Toda a sua frustração se resumiu naquela frase proferida com irritação. Envergonhada por turistas e clientes testemunharem o destempero e a falta de profissionalismo de Serena, Keila deu-lhe um cutucão.
一 Vamos voltar à realidade? Serena, o que está se passando?
Sem falar nada, Serena abandonou o estande e os trabalhos. Ignorou os chamados frenéticos de Keila e correu para a calçada. Entre aquele mar de gente que tomava conta do lugar, Serena não conseguiu mais visualizar o desconhecido. O falatório e as risadas dos turistas a irritaram. Os altos-falantes instalados nos postes da avenida brindavam as pessoas com doces canções natalinas. Mas ela nada ouvia. Caminhou alguns passos, mas dele nem sinal. Sua tensão foi aumentando à medida que abria caminho sem muita educação, empurrando as pessoas, agoniada. Por duas quadras Serena seguiu, ora caminhando, ora correndo, e chegou mesmo a subir em um banco na afobada tentativa de encontrá-lo.
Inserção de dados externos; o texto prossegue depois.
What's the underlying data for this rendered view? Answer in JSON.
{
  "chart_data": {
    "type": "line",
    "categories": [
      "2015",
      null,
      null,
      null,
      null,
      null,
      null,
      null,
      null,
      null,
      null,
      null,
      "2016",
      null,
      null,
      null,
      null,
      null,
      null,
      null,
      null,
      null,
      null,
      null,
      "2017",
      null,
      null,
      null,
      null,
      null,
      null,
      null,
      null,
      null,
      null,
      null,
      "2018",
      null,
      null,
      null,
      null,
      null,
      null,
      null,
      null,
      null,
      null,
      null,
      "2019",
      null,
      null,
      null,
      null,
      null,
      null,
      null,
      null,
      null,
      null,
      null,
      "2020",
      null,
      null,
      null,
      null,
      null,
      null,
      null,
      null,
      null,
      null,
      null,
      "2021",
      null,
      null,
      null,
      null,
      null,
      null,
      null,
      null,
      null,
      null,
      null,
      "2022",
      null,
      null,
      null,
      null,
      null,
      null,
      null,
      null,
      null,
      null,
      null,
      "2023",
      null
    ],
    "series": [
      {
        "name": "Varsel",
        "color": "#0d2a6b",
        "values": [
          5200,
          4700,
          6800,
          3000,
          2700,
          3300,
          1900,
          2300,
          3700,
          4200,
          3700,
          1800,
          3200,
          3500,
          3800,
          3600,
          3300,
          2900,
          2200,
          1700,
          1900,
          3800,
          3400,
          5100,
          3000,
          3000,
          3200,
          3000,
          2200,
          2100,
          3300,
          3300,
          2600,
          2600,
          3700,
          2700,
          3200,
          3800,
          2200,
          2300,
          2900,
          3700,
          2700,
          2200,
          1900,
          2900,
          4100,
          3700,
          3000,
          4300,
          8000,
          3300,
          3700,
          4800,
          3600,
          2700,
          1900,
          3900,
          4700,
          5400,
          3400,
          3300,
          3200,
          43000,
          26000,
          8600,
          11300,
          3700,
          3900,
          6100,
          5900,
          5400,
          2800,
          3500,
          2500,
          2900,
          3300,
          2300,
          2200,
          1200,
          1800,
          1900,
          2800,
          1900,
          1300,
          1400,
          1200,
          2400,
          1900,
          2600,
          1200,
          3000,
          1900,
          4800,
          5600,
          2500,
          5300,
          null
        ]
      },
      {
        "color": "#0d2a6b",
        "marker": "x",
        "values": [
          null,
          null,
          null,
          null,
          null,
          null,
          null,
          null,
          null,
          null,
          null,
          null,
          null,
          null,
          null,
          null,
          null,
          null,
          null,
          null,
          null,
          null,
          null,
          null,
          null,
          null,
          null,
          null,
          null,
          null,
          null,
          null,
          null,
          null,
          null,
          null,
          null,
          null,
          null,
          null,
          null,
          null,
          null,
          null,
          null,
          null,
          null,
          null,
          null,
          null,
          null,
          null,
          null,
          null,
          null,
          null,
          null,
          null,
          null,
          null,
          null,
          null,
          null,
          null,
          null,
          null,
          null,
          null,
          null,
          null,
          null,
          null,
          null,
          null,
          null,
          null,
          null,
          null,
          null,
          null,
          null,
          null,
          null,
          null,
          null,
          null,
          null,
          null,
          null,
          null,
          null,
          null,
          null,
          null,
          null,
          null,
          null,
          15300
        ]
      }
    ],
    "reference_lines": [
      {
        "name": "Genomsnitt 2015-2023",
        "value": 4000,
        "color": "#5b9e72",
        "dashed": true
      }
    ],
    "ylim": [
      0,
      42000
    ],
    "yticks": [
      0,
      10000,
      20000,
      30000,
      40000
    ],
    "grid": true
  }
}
Mas o homem, simplesmente, desaparecera.
*
Toda aquela busca frenética durou em torno de trinta minutos. Quando finalmente caiu em si, que não o veria mais pelo menos naquela noite, Serena decidiu voltar ao estande. Se dirigiu para lá, sem pressa e desolada, sabendo que Keila era capaz de dar conta do trabalho. Porém, sua tensão aumentou de forma considerável quando, ao chegar mais perto, se deparou com a dona da loja de artesanato auxiliando no atendimento. Naquele exato momento, Serena percebeu que estava bem encrencada.
一 Boa noite.
Foi a única coisa que Serena foi capaz de balbuciar ao ver a expressão séria da sua chefe.
一 Senta aí ー ordenou ela com a voz gélida, apontando com a cabeça um banquinho de madeira. 一 Já vamos conversar.
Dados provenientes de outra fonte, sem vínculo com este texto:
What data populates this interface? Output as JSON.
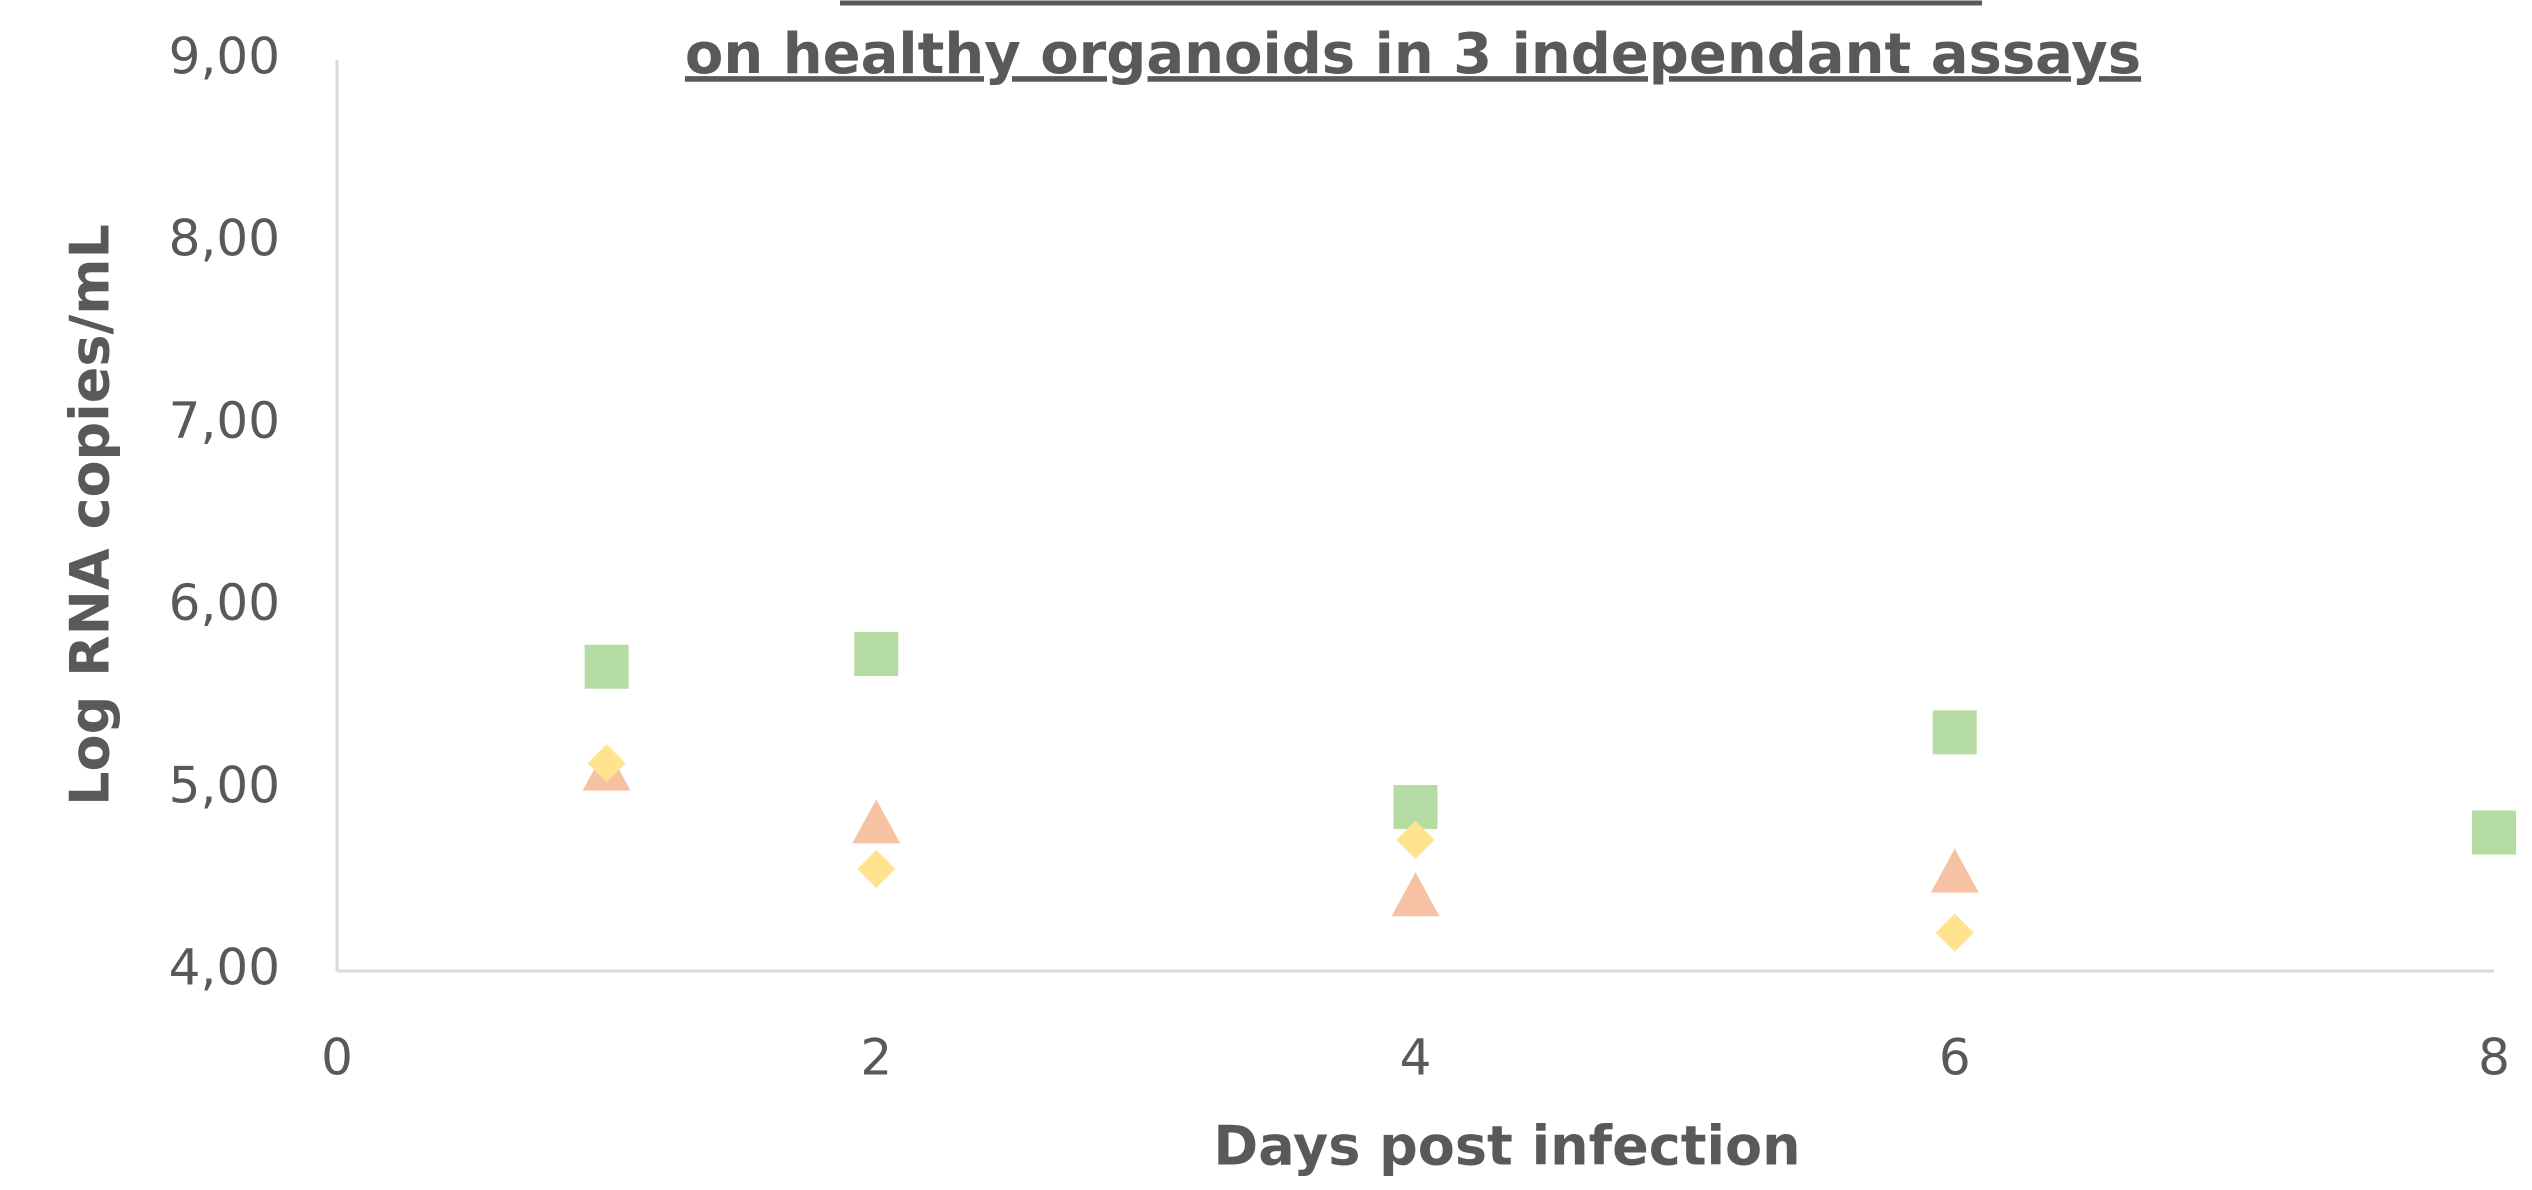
{
  "chart_data": {
    "type": "scatter",
    "title": "on healthy organoids in 3 independant assays",
    "xlabel": "Days post infection",
    "ylabel": "Log RNA copies/mL",
    "xlim": [
      0,
      8
    ],
    "xticks": [
      0,
      2,
      4,
      6,
      8
    ],
    "ylim": [
      4,
      9
    ],
    "yticks": [
      {
        "value": 4,
        "label": "4,00"
      },
      {
        "value": 5,
        "label": "5,00"
      },
      {
        "value": 6,
        "label": "6,00"
      },
      {
        "value": 7,
        "label": "7,00"
      },
      {
        "value": 8,
        "label": "8,00"
      },
      {
        "value": 9,
        "label": "9,00"
      }
    ],
    "grid": false,
    "series": [
      {
        "color": "#b5dca2",
        "marker": "square",
        "x": [
          1,
          2,
          4,
          6,
          8
        ],
        "values": [
          5.67,
          5.74,
          4.9,
          5.31,
          4.76
        ]
      },
      {
        "color": "#f6c2a3",
        "marker": "triangle",
        "x": [
          1,
          2,
          4,
          6
        ],
        "values": [
          5.1,
          4.81,
          4.41,
          4.54
        ]
      },
      {
        "color": "#ffe38f",
        "marker": "diamond",
        "x": [
          1,
          2,
          4,
          6
        ],
        "values": [
          5.14,
          4.56,
          4.72,
          4.21
        ]
      }
    ]
  }
}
Serena sentou, ereta. Keila também a encarou, mal-humorada, mas sem dizer nada. O movimento continuava intenso. Serena respirou fundo.
一 Precisam de ajuda?
一 Não.
Cruzes, pensou Serena, se encolhendo no banco e esperando o pior. Talvez tivesse exagerado. Dali onde estava, voltou sua cabeça para trás e depois para os lados. Ele podia estar ali por perto, nas imediações.
Nada.
一 Você está demitida, Serena.
Com a atenção voltada para quem circulava pela feira, a jovem se voltou para a chefe, perplexa. Keila observava a cena com o canto dos olhos.
一 Eu posso explicar tudo 一 Serena tentou argumentar, sentindo um bolo de agonia subir-lhe pela garganta, quase a sufocando.
一 Que explicação, Serena? ー a mulher bufava. 一 Você deixou Keila na mão numa das noites mais movimentadas da temporada.
一 Dor de barriga. Sabe o que é isso? ー Serena mentiu, descaradamente. 一 Tive que procurar um banheiro.
一 Não minta de novo para mim. Não é a primeira vez que você apronta. Sua vida aqui se resume a atrasos, desculpas para sair mais cedo, e uma eterna falta de disposição. Enfim, para mim basta. Meu contador irá procurar você amanhã. Todos os seus direitos serão pagos. Está dispensada.
Serena levantou do banquinho, as pernas fracas.
一 Des… desculpe, chefe. Desculpe, Keila.
A mulher fez um gesto para que Serena fosse embora de uma vez.
一 Não se joga um emprego fora. No próximo seja responsável. Você não é mais nenhuma adolescente. Já tem 23 anos. Boa sorte.
Serena ficou sem saber o que fazer, parada e deslocada no estande, observando Keila atender aos turistas. Depois, lentamente, se virou, pegou a bolsa e foi embora. Pensou em ir para casa direto e afogar suas mágoas num cálice de vinho. Contudo, tomou o rumo da Ouro Negro, a chocolataria mais famosa da cidade e onde sua mãe trabalhava. Precisava desabafar com alguém seu consternamento.